In 1999, Costa graduated with a degree in Public Administration.

==Career==
After the withdrawal of the Indonesians from East Timor in 1999, Costa worked for the United Nations Transitional Administration in East Timor (UNTAET) and became the UNHCR's representative in East Timor for eight years.

In the 2001 parliamentary election, Costa stood as an independent candidate to become a direct representative for the then district of Manatuto. He received only 838 votes (5.4%).

From 2006 to 2010, Costa studied law, majoring in criminal law, at the Universidade da Paz (UNPAZ) in Dili. In February 2009, he became an advisor to Timor Telecom and, three months later, its director of Institutional Relations until 2018.

On 22 June 2018, after being approached and supported by the People's Liberation Party (PLP), Costa was sworn in as Minister of Justice of the VIII Constitutional Government, under Prime Minister Taur Matan Ruak. Up to that point, he had considered that his political career had ended in 2001.

In an interview published in May 2019, Costa said that he had told Ruak during his pre-appointment meeting that "I come to serve, not add more numbers to ministerial positions."

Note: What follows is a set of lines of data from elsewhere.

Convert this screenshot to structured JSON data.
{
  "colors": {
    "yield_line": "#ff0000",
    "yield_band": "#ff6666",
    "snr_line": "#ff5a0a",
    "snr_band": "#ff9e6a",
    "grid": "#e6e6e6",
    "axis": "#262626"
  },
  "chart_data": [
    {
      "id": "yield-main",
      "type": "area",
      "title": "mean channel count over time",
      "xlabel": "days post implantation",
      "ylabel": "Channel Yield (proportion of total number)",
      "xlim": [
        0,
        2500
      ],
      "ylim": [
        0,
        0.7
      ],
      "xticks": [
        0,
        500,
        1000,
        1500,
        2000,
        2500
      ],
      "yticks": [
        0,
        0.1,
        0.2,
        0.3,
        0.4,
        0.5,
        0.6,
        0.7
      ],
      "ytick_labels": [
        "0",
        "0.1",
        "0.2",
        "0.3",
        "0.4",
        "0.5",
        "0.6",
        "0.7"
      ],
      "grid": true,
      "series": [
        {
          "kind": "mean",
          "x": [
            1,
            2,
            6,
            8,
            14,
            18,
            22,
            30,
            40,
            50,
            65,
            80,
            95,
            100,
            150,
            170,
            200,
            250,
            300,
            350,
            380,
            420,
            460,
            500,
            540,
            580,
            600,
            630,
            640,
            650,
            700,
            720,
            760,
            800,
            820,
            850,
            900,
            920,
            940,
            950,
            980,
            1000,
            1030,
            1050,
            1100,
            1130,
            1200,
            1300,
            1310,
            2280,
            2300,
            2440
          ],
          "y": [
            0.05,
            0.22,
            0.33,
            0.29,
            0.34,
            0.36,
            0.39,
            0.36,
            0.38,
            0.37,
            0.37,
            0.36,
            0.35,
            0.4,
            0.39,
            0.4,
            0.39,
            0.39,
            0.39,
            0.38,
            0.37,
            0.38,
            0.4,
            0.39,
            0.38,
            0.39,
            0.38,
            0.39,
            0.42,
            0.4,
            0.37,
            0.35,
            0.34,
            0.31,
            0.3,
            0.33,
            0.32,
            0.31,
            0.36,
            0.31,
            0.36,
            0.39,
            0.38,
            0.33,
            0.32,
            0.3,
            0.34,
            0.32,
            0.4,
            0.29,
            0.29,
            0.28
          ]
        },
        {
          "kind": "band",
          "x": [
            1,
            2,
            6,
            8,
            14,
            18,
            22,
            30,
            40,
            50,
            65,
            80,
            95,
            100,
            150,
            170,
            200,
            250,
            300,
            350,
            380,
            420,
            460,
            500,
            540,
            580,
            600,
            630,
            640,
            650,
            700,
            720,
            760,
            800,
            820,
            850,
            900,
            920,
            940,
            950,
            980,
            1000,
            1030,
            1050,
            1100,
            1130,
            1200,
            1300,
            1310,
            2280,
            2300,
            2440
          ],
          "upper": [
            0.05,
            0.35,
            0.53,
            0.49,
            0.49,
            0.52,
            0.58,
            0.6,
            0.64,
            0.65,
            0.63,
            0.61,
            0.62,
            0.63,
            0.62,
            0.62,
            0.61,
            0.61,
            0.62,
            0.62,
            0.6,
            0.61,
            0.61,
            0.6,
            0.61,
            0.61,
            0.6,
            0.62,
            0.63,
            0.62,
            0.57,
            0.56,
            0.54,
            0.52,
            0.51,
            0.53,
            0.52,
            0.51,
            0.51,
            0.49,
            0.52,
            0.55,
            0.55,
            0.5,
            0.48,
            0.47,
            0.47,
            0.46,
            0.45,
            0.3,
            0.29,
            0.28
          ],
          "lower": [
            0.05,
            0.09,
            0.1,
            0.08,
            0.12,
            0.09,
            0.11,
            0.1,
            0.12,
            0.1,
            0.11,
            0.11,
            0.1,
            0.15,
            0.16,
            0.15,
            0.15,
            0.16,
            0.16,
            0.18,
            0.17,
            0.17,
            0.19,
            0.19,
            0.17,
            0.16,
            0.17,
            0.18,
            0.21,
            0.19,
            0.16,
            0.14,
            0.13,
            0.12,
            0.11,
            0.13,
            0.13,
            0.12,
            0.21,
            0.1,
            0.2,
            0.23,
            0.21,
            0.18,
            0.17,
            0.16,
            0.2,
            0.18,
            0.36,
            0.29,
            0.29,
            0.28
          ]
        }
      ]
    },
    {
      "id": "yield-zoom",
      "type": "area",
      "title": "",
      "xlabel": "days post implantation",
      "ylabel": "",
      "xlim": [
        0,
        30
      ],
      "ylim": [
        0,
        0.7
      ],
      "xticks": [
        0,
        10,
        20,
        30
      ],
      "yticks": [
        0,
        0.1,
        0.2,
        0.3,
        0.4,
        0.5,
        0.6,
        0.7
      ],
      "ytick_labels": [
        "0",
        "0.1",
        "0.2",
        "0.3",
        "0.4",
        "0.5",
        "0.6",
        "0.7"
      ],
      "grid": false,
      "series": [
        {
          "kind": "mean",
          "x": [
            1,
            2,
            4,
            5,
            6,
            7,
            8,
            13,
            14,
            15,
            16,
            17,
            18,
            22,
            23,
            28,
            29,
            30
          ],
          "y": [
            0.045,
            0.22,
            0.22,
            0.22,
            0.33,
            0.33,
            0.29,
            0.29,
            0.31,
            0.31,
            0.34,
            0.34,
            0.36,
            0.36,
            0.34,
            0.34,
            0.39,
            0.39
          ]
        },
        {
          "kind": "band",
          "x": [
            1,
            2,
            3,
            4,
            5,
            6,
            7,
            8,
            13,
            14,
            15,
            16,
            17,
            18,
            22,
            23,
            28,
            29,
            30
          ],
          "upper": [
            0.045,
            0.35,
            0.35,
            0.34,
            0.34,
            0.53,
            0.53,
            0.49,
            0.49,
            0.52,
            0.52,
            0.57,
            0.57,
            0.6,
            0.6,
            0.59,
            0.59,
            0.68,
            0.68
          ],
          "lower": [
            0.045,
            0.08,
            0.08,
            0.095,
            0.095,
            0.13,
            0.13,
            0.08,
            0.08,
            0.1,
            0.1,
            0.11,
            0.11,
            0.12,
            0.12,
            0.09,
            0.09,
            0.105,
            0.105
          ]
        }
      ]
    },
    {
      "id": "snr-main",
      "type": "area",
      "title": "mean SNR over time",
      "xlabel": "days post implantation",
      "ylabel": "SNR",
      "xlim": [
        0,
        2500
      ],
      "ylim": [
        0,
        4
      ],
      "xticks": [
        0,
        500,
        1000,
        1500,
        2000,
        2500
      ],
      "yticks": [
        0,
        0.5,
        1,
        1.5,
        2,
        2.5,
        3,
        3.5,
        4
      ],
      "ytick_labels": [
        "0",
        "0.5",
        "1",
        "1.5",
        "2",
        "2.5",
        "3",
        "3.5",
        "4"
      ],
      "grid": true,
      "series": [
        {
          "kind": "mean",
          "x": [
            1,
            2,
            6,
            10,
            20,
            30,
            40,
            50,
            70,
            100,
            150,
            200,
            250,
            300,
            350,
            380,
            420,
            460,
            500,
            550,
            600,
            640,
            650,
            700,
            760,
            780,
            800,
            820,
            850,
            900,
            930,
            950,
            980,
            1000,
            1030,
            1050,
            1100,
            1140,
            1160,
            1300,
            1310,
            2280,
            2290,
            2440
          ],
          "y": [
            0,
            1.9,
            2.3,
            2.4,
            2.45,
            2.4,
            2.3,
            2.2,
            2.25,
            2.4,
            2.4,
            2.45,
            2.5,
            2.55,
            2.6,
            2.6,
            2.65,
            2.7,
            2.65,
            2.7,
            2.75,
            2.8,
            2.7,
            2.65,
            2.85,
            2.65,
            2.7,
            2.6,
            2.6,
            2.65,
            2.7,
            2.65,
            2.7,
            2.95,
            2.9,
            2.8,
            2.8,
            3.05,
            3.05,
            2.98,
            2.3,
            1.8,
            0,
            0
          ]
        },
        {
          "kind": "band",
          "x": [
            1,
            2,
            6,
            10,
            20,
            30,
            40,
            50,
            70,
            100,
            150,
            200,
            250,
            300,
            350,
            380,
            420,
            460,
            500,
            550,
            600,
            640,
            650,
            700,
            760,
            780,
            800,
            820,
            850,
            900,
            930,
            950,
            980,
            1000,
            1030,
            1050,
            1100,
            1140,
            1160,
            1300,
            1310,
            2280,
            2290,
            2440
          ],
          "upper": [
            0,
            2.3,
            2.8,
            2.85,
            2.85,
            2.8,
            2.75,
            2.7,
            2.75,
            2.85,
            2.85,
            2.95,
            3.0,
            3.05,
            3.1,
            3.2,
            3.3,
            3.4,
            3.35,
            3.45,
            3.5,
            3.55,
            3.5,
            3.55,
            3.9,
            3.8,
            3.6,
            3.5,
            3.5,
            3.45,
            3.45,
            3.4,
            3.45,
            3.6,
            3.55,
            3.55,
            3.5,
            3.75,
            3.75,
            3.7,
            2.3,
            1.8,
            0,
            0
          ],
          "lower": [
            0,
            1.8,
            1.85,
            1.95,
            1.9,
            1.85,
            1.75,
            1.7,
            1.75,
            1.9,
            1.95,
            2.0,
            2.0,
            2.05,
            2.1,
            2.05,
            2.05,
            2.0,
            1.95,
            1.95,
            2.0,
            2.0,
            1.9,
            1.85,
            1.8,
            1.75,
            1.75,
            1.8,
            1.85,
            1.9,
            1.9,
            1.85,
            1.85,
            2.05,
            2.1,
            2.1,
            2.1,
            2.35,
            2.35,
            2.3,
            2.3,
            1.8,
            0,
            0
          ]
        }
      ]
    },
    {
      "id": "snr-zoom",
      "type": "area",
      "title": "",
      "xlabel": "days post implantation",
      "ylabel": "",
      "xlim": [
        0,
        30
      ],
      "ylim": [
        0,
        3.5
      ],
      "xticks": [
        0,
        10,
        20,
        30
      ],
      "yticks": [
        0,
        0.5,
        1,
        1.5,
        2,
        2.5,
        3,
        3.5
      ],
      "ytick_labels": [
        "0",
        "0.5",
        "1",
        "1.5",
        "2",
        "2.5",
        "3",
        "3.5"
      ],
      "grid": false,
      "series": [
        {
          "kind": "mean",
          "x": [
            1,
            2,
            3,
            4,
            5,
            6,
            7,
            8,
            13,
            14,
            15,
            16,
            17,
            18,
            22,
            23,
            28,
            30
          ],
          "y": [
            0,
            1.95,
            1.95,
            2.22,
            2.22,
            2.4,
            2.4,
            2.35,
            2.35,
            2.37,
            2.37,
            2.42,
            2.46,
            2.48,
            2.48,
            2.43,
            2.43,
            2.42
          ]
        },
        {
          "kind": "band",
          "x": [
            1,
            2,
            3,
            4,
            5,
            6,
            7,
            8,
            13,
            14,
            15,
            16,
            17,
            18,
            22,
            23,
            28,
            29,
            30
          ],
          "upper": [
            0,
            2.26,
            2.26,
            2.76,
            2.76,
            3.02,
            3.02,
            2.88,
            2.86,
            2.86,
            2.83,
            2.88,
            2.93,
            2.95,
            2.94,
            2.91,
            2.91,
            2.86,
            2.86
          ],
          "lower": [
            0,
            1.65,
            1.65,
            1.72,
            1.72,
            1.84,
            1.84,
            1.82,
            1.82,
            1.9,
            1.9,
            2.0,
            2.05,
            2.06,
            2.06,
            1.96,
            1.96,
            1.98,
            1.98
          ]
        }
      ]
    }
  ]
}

Costa remained in office as Minister of Justice notwithstanding the breakdown of the Alliance for Change and Progress (AMP) coalition during the first few months of 2020, and the consequent restructuring of the government in mid-2020. However, at the end of February 2022, the Prime Minister gave him permission to take leave for health reasons. On 22 March 2022, he was replaced by Tiago Amaral Sarmento.

==Publications==
In addition to his autobiographical book 26 anos, to testemunho (Dili: Livraria Central, 2010, 2nd edition 2013; ) on the East Timorese struggle for freedom, Costa has written various poems on the same topic. He speaks Tetum, Portuguese, Indonesian and English.